IVA. Nontechnical Introduction.
The question we are concerned with here is whether quantum mechanics is the final theory of the physical universe. The answer we find carries with it a radical revision of our ideas about the nature of physical reality. The change in vision can be likened to the image Plato paints in book VII of the Republic. In his analogy, we are like prisoners in a cave, chained so we cannot even move our heads. We face a wall at the back of the cave on which are thrown shadows of the events in the real world—people walking, trees bending in the wind and so on. These shadows are a representation—a re-presentation—of the real world, but they are not the real world.
What we will infer here is that we are in the same state as the prisoners in the cave. Quantum mechanics implies that in the “real” or most basic physical realm, there is neither space nor time nor matter. Instead these most basic concepts are like the shadows on the wall of the cave, a re-presentation of an underlying reality.

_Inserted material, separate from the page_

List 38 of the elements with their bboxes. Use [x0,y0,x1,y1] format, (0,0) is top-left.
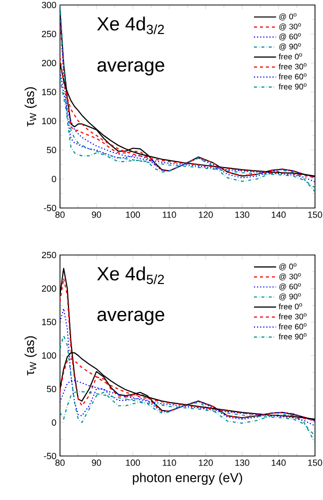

How could we possibly infer this from quantum mechanics, which seems to be such a complete and successful theory of our space-time-matter world? It is done through a branch of mathematics called, appropriately enough, representation theory. In its original form, a mathematical equation will have such and such a form. But one can construct another equation which is a representation of the original equation. It has the same structure as the original equation in many respects, but not in all. There will be certain clues in the structure of the representational equation that it is indeed a representation of the original equation and not the original itself.

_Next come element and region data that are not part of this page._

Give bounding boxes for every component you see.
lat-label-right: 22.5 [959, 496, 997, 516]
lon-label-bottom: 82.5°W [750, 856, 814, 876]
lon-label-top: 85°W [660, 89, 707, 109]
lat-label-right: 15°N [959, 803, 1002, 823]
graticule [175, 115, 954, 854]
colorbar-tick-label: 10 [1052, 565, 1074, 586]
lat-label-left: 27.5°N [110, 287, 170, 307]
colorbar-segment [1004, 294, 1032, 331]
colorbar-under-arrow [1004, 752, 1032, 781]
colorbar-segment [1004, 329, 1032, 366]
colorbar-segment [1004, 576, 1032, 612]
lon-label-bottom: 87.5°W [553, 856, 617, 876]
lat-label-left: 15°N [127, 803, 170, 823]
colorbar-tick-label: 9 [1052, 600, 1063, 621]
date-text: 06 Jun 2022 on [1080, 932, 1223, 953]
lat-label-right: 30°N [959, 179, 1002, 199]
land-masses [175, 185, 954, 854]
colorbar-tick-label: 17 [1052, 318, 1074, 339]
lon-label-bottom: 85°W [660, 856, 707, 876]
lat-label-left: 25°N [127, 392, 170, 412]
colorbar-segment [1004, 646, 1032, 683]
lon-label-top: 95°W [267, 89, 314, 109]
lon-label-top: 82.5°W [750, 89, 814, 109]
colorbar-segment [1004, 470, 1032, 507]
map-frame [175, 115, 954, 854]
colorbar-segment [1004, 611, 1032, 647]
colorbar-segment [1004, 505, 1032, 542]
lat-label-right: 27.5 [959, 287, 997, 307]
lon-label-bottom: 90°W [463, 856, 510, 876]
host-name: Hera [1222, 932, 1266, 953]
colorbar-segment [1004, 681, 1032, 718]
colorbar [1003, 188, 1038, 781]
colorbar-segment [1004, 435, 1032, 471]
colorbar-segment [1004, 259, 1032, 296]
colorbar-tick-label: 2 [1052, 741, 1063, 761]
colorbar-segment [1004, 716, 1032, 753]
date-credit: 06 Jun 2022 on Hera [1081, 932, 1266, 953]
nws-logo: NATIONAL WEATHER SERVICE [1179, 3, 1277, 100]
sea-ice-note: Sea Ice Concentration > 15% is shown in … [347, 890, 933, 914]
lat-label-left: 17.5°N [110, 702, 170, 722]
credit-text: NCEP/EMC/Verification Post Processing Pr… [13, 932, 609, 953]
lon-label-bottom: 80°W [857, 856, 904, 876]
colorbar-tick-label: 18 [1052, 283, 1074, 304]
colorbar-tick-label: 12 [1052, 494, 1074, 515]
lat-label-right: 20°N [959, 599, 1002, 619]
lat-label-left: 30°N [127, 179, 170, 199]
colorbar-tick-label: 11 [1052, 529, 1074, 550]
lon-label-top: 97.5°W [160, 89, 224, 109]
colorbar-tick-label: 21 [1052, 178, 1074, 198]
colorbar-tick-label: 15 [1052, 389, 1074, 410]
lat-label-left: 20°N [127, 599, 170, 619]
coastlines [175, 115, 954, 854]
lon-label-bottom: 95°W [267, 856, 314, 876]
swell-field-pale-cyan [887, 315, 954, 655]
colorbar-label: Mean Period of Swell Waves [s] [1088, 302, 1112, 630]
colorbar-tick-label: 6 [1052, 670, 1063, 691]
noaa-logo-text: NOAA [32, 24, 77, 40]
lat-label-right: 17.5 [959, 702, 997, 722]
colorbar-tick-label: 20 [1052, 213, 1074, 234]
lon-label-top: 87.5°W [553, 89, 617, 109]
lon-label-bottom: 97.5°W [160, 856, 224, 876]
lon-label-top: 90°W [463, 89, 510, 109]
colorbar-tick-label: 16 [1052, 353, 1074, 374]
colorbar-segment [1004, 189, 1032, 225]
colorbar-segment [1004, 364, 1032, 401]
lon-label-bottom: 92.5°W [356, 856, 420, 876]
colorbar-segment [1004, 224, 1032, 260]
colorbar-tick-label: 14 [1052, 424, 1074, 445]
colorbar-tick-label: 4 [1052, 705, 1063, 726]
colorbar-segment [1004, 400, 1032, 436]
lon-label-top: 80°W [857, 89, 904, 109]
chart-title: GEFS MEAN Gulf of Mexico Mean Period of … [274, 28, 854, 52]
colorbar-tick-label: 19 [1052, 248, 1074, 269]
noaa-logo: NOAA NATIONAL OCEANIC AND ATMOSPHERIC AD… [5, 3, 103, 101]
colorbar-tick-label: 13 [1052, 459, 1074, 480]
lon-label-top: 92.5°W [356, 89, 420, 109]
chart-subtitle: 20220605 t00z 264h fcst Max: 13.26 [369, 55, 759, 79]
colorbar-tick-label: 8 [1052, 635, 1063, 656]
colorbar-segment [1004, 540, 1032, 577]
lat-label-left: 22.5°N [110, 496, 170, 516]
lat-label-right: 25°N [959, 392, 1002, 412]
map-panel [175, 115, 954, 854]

What we will show is that quantum mechanics has exactly the characteristics one would expect if it were a representation of a deeper theory. Space, time and matter do not appear in the original statement of this deeper theory; instead they are characteristics of the solutions of the equation. It is the solutions - the state vectors of quantum mechanics - that we perceive, and we then construct our mental world around the characteristics of those solutions.